Ensuring reliable year-round water supplies

  • Date: 2017-02-06

I. Background 

Taiwan receives an average 2,510 millimeters of rainfall each year, but it is not evenly distributed throughout the year, with more precipitation during the rainy season (May through October) and less during the dry season (November through April). Given this rainfall pattern, Taiwan depends on reservoirs to store water when it is abundant and release it when needed. But if insufficient water is stored during the rainy season and there is little rainfall in the spring, water shortages may occur, compelling the government to take conservation and reallocation measures to provide a steady supply of water to households and businesses.

Having received an abundance of rainfall from last September’s typhoons, the island’s reservoirs are currently at normal levels. Under normal conditions, that means there is sufficient water to meet household and business needs in Kaohsiung through the end of March, and in other regions through the end of May (although supplies have tightened in parts of New Taipei City as well as Taoyuan City). But with climate change pushing precipitation to extremes while making rainfall more unpredictable, the nation must always be prepared. The Ministry of Economic Affairs (MOEA) will therefore continue monitoring reservoir levels and adopt whatever measures are necessary to ensure steady water supplies for the upcoming dry season.


II. Stronger operations management and diversification of water resources

Given the importance of water infrastructure in national development, the government is continuing to build water conservancy facilities to balance supplies across seasons, stabilize livelihoods and provide a solid foundation for economic development. And as climate change has increased risk of water shortages as well as the demand for water over the past few years, Taiwan’s water policies have also focused on stronger management and the diversification of water resources.

Strategies include improving reservoir utilization to promote sustainability, promoting water conservation, reducing loss due to leakage, improving water use efficiency, and developing other water resources (including underground streams, reservoirs, artificial lakes, desalinated seawater and recycled water).
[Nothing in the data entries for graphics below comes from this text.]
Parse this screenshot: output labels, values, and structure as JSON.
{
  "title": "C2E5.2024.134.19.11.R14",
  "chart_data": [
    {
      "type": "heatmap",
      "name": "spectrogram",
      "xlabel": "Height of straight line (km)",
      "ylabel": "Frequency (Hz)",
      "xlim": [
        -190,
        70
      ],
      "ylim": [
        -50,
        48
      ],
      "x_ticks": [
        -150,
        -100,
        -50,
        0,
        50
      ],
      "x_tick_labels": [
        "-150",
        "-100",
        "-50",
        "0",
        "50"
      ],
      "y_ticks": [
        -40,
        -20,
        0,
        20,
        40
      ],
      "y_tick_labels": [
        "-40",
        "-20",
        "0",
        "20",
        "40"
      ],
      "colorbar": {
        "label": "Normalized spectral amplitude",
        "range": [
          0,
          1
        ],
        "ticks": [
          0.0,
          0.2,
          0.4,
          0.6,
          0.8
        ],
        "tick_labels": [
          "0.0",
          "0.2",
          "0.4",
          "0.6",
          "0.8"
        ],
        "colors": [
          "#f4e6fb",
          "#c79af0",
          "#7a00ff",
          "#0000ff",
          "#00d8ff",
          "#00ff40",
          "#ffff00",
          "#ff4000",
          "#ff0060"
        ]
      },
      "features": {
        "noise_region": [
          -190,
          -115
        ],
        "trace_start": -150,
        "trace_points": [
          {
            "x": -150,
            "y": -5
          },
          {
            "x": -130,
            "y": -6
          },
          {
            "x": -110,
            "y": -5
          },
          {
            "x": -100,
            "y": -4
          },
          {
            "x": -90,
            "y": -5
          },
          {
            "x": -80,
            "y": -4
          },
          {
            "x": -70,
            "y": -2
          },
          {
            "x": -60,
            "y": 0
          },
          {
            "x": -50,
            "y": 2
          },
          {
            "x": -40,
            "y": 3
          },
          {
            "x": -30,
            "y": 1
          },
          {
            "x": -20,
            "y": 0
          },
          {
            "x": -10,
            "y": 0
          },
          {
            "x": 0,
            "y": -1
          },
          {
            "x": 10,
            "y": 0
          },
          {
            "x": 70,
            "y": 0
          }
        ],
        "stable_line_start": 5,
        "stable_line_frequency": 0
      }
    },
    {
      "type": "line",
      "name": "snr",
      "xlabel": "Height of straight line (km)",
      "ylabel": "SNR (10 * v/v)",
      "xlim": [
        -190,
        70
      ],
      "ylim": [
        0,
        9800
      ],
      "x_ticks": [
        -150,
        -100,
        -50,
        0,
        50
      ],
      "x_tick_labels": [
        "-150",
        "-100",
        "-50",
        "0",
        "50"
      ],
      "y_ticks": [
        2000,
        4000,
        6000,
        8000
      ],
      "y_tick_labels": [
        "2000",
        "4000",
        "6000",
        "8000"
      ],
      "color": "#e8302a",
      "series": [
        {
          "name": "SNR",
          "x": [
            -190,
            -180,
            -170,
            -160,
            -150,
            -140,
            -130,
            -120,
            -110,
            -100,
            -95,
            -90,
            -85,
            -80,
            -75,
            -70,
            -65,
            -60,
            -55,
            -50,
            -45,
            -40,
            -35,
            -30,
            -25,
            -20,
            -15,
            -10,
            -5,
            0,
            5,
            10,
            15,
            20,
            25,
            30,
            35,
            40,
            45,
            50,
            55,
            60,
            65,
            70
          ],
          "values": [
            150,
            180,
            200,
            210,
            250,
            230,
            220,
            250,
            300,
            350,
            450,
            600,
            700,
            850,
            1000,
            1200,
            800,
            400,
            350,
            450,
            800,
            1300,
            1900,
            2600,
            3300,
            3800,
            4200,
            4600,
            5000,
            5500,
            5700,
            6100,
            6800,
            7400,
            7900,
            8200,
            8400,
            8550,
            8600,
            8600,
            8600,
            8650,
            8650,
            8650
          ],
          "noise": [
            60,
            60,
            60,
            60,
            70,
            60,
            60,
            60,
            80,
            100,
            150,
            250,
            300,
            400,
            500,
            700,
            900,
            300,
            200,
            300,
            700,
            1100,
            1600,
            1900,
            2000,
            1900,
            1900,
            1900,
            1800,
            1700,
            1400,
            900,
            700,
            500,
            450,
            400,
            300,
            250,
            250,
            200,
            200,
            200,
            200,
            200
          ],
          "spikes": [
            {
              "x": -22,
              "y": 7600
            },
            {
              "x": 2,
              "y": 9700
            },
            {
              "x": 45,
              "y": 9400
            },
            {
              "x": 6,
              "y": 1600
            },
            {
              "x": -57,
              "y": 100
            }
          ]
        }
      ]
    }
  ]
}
Major water conservation legislation such as the Reclaimed Water Resources Development Act, the Water Supply Act and the Water Act also promote a sustainable and reliable supply of water.


III. Conservation measures help meet dry season water demand

The MOEA has launched and implemented the following measures to ensure the reliability of water supplies during the 2017 dry season:

A. Conserving water used for agricultural purposes: After the 2016 rainy season, the MOEA coordinated irrigation associations in irrigation districts served by the Shimen, Zengwen, and Wushanto reservoirs to conserve water used for irrigation, and reduce supply depending on actual precipitation. This initiative saved approximately 42 million metric tons of water.

B. Controlling reservoir outflow: To extend water supplies, limits have been placed on outflow volume from major reservoirs such as Shimen (13.5 million metric tons every 10 days), Yongheshan (150,000 metric tons per day), Mingde (40,000 metric tons per day), Liyutan (650,000 metric tons per day) and Nanhua (450,000 metric tons per day).

C. Reallocating water across regions: The Taipei Water Department has increased its water supply to New Taipei City from 180,000 to 300,000 metric tons daily. Kaohsiung is also providing 30,000 metric tons of water to Tainan per day.

D. Continue promoting water conservation: Nationwide conservation efforts in 2016 saved 18.7 million metric tons of water: 2.57 million by the 22 public and private organizations cited for outstanding water conservation efforts; 1.54 million by government agencies, schools and military units through routine conservation practices (lowering water usage by 2 percent); and 14.59 million from the use of water-saving appliances and products (3.24 million water-saving labels were attached to these products).

E. Drought response preparedness: As of December 2016, the government had surveyed 1,067 water wells island-wide that could supply water in the event of a drought.


IV. Conclusion

To prepare for the coming dry season, the MOEA has convened two rounds of review meetings while monitoring reservoir storage levels and assessing the reallocation of water supplies. Depending on reservoir and precipitation levels, the ministry will take suitable measures to secure water supplies for the dry season.

Water conservation is important, even in times of plenty, so everyone should work together to save water for the future. To maintain the sustainability and reliability of the nation’s water supplies, the government will implement risk management procedures, continue to balance supply and demand more effectively, develop new water resources, build diverse and sustainable supply systems, strengthen water reallocation capabilities, and protect natural water catchments. All of these efforts will help to improve quality of life while supporting Taiwan’s continued social and economic development.